Arab envoys also asked the 191-nation assembly to approve a second measure seeking an advisory opinion from the International Court of Justice on whether Israel is legally obligated to dismantle the barrier, diplomats said.
The court, a branch of the United Nations, judges disputes between countries and is based in the Netherlands.
But the sponsors put off a vote until Tuesday at the earliest. The texts were submitted just hours before the start of an emergency assembly session, while assembly rules require that resolutions be submitted a day before a planned vote.
"If not today, another day," Palestinian U.N. envoy Nasser al-Kidwa told reporters before the special session began.
The United States, Israel's closest ally, last week vetoed a Palestinian draft resolution that would have declared the construction of what Israel calls a "security fence" separating the Jewish state from Palestinian areas to be a violation of international law that "must be ceased and reversed."
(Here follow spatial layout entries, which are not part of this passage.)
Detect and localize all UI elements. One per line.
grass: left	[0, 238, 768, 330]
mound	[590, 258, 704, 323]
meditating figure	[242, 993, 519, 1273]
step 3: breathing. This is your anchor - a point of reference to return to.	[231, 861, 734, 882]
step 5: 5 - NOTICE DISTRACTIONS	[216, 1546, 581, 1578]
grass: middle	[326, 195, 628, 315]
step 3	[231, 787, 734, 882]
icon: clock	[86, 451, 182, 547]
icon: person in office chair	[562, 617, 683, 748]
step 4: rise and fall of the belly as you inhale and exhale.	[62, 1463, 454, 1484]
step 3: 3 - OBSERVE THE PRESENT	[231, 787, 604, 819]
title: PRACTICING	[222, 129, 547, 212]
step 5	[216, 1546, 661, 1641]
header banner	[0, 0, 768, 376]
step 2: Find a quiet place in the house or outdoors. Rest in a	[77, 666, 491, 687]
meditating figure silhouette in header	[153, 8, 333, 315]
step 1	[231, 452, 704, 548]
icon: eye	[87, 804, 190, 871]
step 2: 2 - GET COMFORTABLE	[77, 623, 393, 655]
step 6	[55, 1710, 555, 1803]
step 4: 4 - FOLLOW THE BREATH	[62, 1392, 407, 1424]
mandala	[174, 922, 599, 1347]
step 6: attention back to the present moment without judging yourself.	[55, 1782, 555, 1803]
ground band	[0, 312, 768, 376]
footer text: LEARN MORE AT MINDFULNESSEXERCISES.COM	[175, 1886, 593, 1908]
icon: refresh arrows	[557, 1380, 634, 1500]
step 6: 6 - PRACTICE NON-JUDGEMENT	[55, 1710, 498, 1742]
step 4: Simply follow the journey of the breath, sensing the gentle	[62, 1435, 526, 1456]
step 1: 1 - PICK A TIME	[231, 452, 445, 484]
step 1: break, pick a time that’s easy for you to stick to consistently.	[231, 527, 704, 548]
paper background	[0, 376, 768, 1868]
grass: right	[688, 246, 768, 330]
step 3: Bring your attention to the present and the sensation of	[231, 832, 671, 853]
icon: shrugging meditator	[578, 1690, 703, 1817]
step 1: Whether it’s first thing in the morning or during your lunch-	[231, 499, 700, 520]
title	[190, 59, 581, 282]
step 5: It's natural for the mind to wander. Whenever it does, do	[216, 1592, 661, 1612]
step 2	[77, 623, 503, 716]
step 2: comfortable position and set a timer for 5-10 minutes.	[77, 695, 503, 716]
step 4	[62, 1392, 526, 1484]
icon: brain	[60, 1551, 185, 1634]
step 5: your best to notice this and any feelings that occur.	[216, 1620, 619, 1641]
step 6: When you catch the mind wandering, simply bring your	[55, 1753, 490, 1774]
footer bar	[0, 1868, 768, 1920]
U.S. Ambassador John Negroponte said the text was biased against Israel and would have to condemn suicide bombings and those groups that have taken responsibility for suicide attacks on the Jewish state to avert a veto.
For the Palestinians, taking resolutions to the General Assembly after a council veto has become a standard tactic.
LAND GRAB OR SECURITY FENCE?
The Palestinians enjoy strong support in the assembly and Washington has no veto there.
However, while Security Council measures can carry the force of international law, assembly resolutions simply express the will of the international community.
The Israeli barrier -- a fence with electronic sensors or in spots a concrete wall up to 25 feet high -- is flanked by trenches, barbed wire and a patrol road.
Israel insists its plan for the second phase of the barrier, already 90 miles long, aims solely to block militants from launching suicide bombings in the Jewish state.
But the Palestinians argue that building the barrier deep into West Bank territory would constitute a land grab aimed at derailing hopes for an eventual Palestinian state.
"The practical effect of the veto is that the construction of the wall will continue ... unless the General Assembly and the United Nations system do something about it," al-Kidwa said.
"It is either the wall or peace, for it is impossible to have both," he said.
But Israeli Ambassador Dan Gillerman called al-Kidwa's remarks "a litany of lies" and accused the Palestinians of pursuing their resolutions only to evade their obligation to end terror attacks on Israel.
By asking the assembly to declare the barrier illegal while at the same time seeking an advisory opinion on its legality, "the proponents of these resolutions have not only exposed their own malicious intentions, they have exposed this assembly to mockery and ridicule," Gillerman said.